This is for myMom

This is for myMom


Bukan Ibu Biasa*

Seperti ibu-ibu lainya di muka bumi ini. Ini cerita tentang ibu saya yang mengabdikan hidupnya untuk keluarga.
with mom
Ibu saya adalah perempuan biasa, seperti kebanyakan wanita Indonesia yang lahir pada awal tahun 50-an. Minim pendidikan, memiliki pola pikir sederhana meski sebenarnya berotak cerdas. Ibu hanya menamatkan pendidikan sampai setingkat Sekolah Menengah Pertama (SMP).
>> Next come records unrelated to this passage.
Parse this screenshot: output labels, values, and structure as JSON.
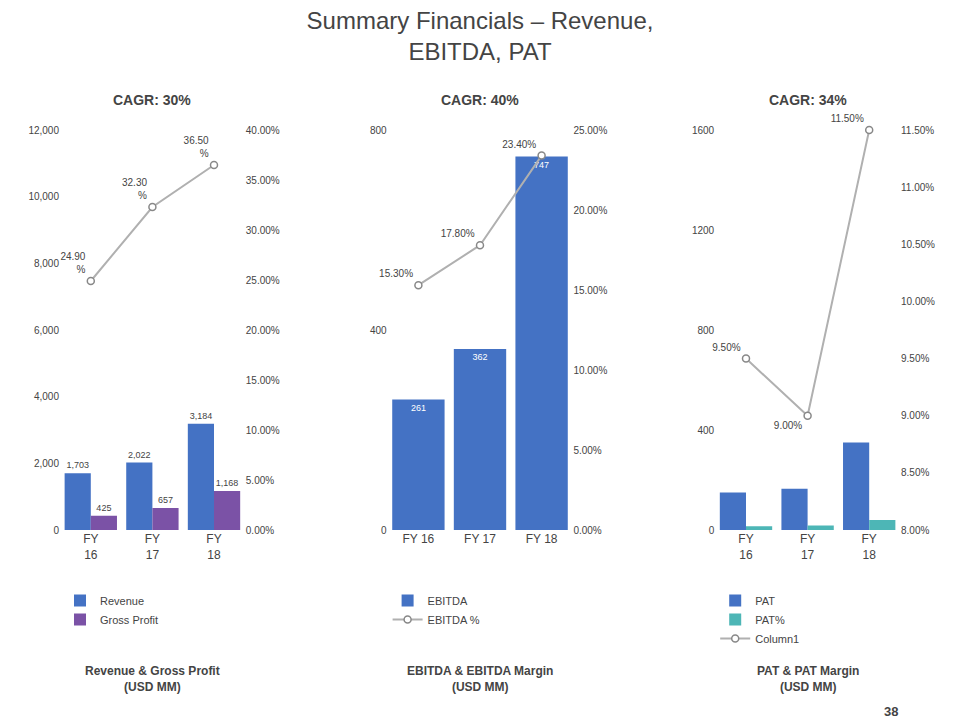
{
  "title": "Summary Financials – Revenue,\nEBITDA, PAT",
  "annotations": [
    "38"
  ],
  "chart_data": [
    {
      "type": "bar",
      "title": "CAGR: 30%",
      "subtitle": "Revenue & Gross Profit\n(USD MM)",
      "categories": [
        "FY\n16",
        "FY\n17",
        "FY\n18"
      ],
      "series": [
        {
          "name": "Revenue",
          "color": "#4472c4",
          "values": [
            1703,
            2022,
            3184
          ],
          "value_labels": [
            "1,703",
            "2,022",
            "3,184"
          ]
        },
        {
          "name": "Gross Profit",
          "color": "#7b52a6",
          "values": [
            425,
            657,
            1168
          ],
          "value_labels": [
            "425",
            "657",
            "1,168"
          ]
        },
        {
          "type": "line",
          "axis": "y2",
          "color": "#b0b0b0",
          "marker": "circle",
          "values": [
            0.249,
            0.323,
            0.365
          ],
          "value_labels": [
            "24.90\n%",
            "32.30\n%",
            "36.50\n%"
          ]
        }
      ],
      "ylim": [
        0,
        12000
      ],
      "yticks": [
        0,
        {
          "value": 2000,
          "label": "2,000"
        },
        {
          "value": 4000,
          "label": "4,000"
        },
        {
          "value": 6000,
          "label": "6,000"
        },
        {
          "value": 8000,
          "label": "8,000"
        },
        {
          "value": 10000,
          "label": "10,000"
        },
        {
          "value": 12000,
          "label": "12,000"
        }
      ],
      "y2lim": [
        0,
        0.4
      ],
      "y2ticks": [
        {
          "value": 0,
          "label": "0.00%"
        },
        {
          "value": 0.05,
          "label": "5.00%"
        },
        {
          "value": 0.1,
          "label": "10.00%"
        },
        {
          "value": 0.15,
          "label": "15.00%"
        },
        {
          "value": 0.2,
          "label": "20.00%"
        },
        {
          "value": 0.25,
          "label": "25.00%"
        },
        {
          "value": 0.3,
          "label": "30.00%"
        },
        {
          "value": 0.35,
          "label": "35.00%"
        },
        {
          "value": 0.4,
          "label": "40.00%"
        }
      ],
      "data_labels": true,
      "grid": false,
      "legend": "bottom"
    },
    {
      "type": "bar",
      "title": "CAGR: 40%",
      "subtitle": "EBITDA & EBITDA Margin\n(USD MM)",
      "categories": [
        "FY 16",
        "FY 17",
        "FY 18"
      ],
      "series": [
        {
          "name": "EBITDA",
          "color": "#4472c4",
          "values": [
            261,
            362,
            747
          ]
        },
        {
          "name": "EBITDA %",
          "type": "line",
          "axis": "y2",
          "color": "#b0b0b0",
          "marker": "circle",
          "values": [
            0.153,
            0.178,
            0.234
          ],
          "value_labels": [
            "15.30%",
            "17.80%",
            "23.40%"
          ]
        }
      ],
      "ylim": [
        0,
        800
      ],
      "yticks": [
        0,
        400,
        800
      ],
      "y2lim": [
        0,
        0.25
      ],
      "y2ticks": [
        {
          "value": 0,
          "label": "0.00%"
        },
        {
          "value": 0.05,
          "label": "5.00%"
        },
        {
          "value": 0.1,
          "label": "10.00%"
        },
        {
          "value": 0.15,
          "label": "15.00%"
        },
        {
          "value": 0.2,
          "label": "20.00%"
        },
        {
          "value": 0.25,
          "label": "25.00%"
        }
      ],
      "data_labels": true,
      "grid": false,
      "legend": "bottom"
    },
    {
      "type": "bar",
      "title": "CAGR: 34%",
      "subtitle": "PAT & PAT Margin\n(USD MM)",
      "categories": [
        "FY\n16",
        "FY\n17",
        "FY\n18"
      ],
      "series": [
        {
          "name": "PAT",
          "color": "#4472c4",
          "values": [
            150,
            165,
            350
          ]
        },
        {
          "name": "PAT%",
          "color": "#4db6b6",
          "values": [
            15,
            18,
            40
          ]
        },
        {
          "name": "Column1",
          "type": "line",
          "axis": "y2",
          "color": "#b0b0b0",
          "marker": "circle",
          "values": [
            0.095,
            0.09,
            0.115
          ],
          "value_labels": [
            "9.50%",
            "9.00%",
            "11.50%"
          ],
          "data_labels": true
        }
      ],
      "ylim": [
        0,
        1600
      ],
      "yticks": [
        0,
        400,
        800,
        1200,
        1600
      ],
      "y2lim": [
        0.08,
        0.115
      ],
      "y2ticks": [
        {
          "value": 0.08,
          "label": "8.00%"
        },
        {
          "value": 0.085,
          "label": "8.50%"
        },
        {
          "value": 0.09,
          "label": "9.00%"
        },
        {
          "value": 0.095,
          "label": "9.50%"
        },
        {
          "value": 0.1,
          "label": "10.00%"
        },
        {
          "value": 0.105,
          "label": "10.50%"
        },
        {
          "value": 0.11,
          "label": "11.00%"
        },
        {
          "value": 0.115,
          "label": "11.50%"
        }
      ],
      "data_labels": false,
      "grid": false,
      "legend": "bottom"
    }
  ]
}
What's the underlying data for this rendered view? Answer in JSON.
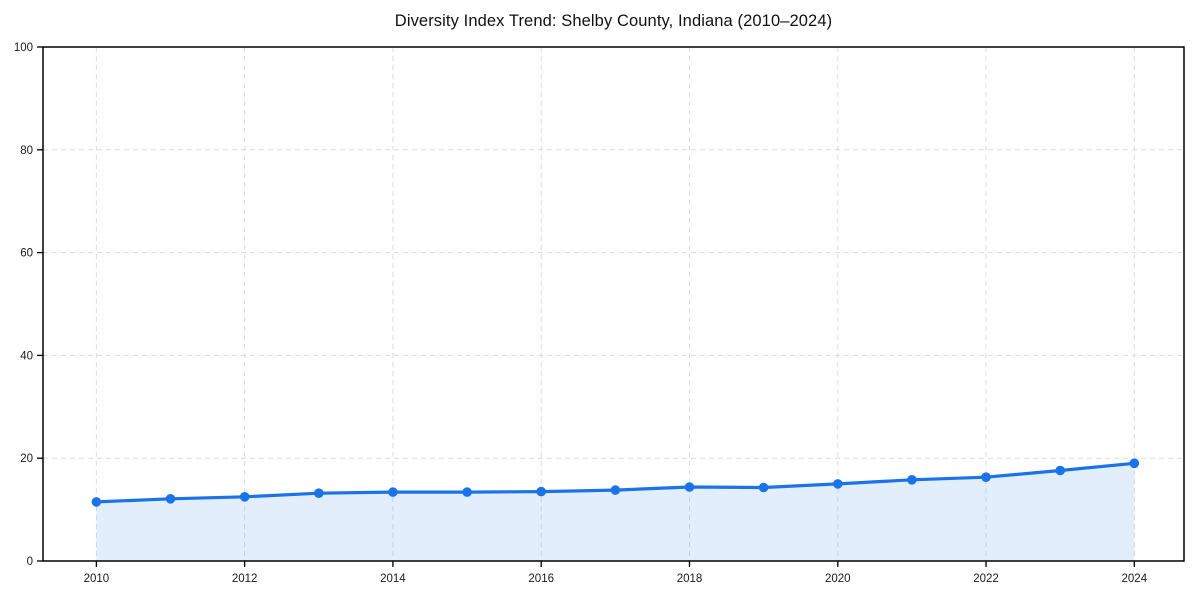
{
  "chart_data": {
    "type": "line",
    "title": "Diversity Index Trend: Shelby County, Indiana (2010–2024)",
    "xlabel": "",
    "ylabel": "",
    "x": [
      2010,
      2011,
      2012,
      2013,
      2014,
      2015,
      2016,
      2017,
      2018,
      2019,
      2020,
      2021,
      2022,
      2023,
      2024
    ],
    "series": [
      {
        "name": "Diversity Index",
        "values": [
          11.5,
          12.1,
          12.5,
          13.2,
          13.4,
          13.4,
          13.5,
          13.8,
          14.4,
          14.3,
          15.0,
          15.8,
          16.3,
          17.6,
          19.0
        ]
      }
    ],
    "xlim": [
      2009.28,
      2024.67
    ],
    "ylim": [
      0,
      100
    ],
    "x_ticks": [
      2010,
      2012,
      2014,
      2016,
      2018,
      2020,
      2022,
      2024
    ],
    "y_ticks": [
      0,
      20,
      40,
      60,
      80,
      100
    ],
    "grid": "dashed",
    "legend": "none",
    "area_fill": true,
    "colors": {
      "line": "#1a73e8",
      "marker": "#1a73e8",
      "fill": "#1a73e8",
      "fill_opacity": 0.12,
      "grid": "#dcdcdc",
      "axis_frame": "#000000",
      "tick_labels": "#1a1a1a",
      "title": "#111111"
    }
  }
}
Namun bagi saya kepintaran ibu tak kalah dengan dosen-dosen yang mengajar saya di perguruan tinggi. Ibu mampu menghitung seperti orang yang mahir menggunakan sempoa imajinasi, lebih cepat dari saya yang telah mengenyam pendidikan hingga tingkat master. Maklumlah selain sebagai ibu rumah tangga, ibu juga menjaga toko kelontong kami yang ada di pasar. Dalam hal mendidik, ibu saya adalah seorang demokratis yang amat saya kagumi. Meskipun ibu tidak pernah belajar teori ilmu politik atau panduan praktis cara mendidik rasa demokrasi anak-anak dalam keluarga. Ibu selalu memberikan pilihan tanpa intimidasi tertentu. Kami, anak-anaknya diajak berpikir sebelum menentukan pilihan. Cara mendidik yang satu inilah yang paling saya kagumi. Sungguh karena hidup hanyalah serangkaian rentetan pilihan. Saya menjadi kritis dan analitis sebelum menentukan satu pilihan. Dan saya harus siap dengan segala konsekuensi yang mengiringi pilihan tersebut.  
Dalam hal mencari nafkah, ayah dan ibu bahu membahu bekerja sama. Ayah seorang wiraswastawan yang sepanjang hidupnya selalu mencari peluang berbisnis sana-sini. Ayah pernah bekerja sebagai pelaut dan kapten kapal barang, mendirikan Commanditaire Vennootschaap (CV) untuk pengerjaan proyek pemerintah, berjualan barang second hand, sampai bisnis eksport kopi, ular, kopra, dan pinang ke Malaysia dan Singapura. Kekaguman saya terhadap ibu semakin bertambah tatkala ayah mulai sakit-sakitan sekitar tahun 2000. Menurut ibu, penyakit ayah disebabkan pekerjaan ayah dulu sebagai pelaut sehingga terlalu sering terkena angin laut, atau masyarakat akrab menyebutnya ‘angin duduk’. Sedangkan menurut diagnosis dokter, ayah menderita komplikasi jantung koroner dan asam urat.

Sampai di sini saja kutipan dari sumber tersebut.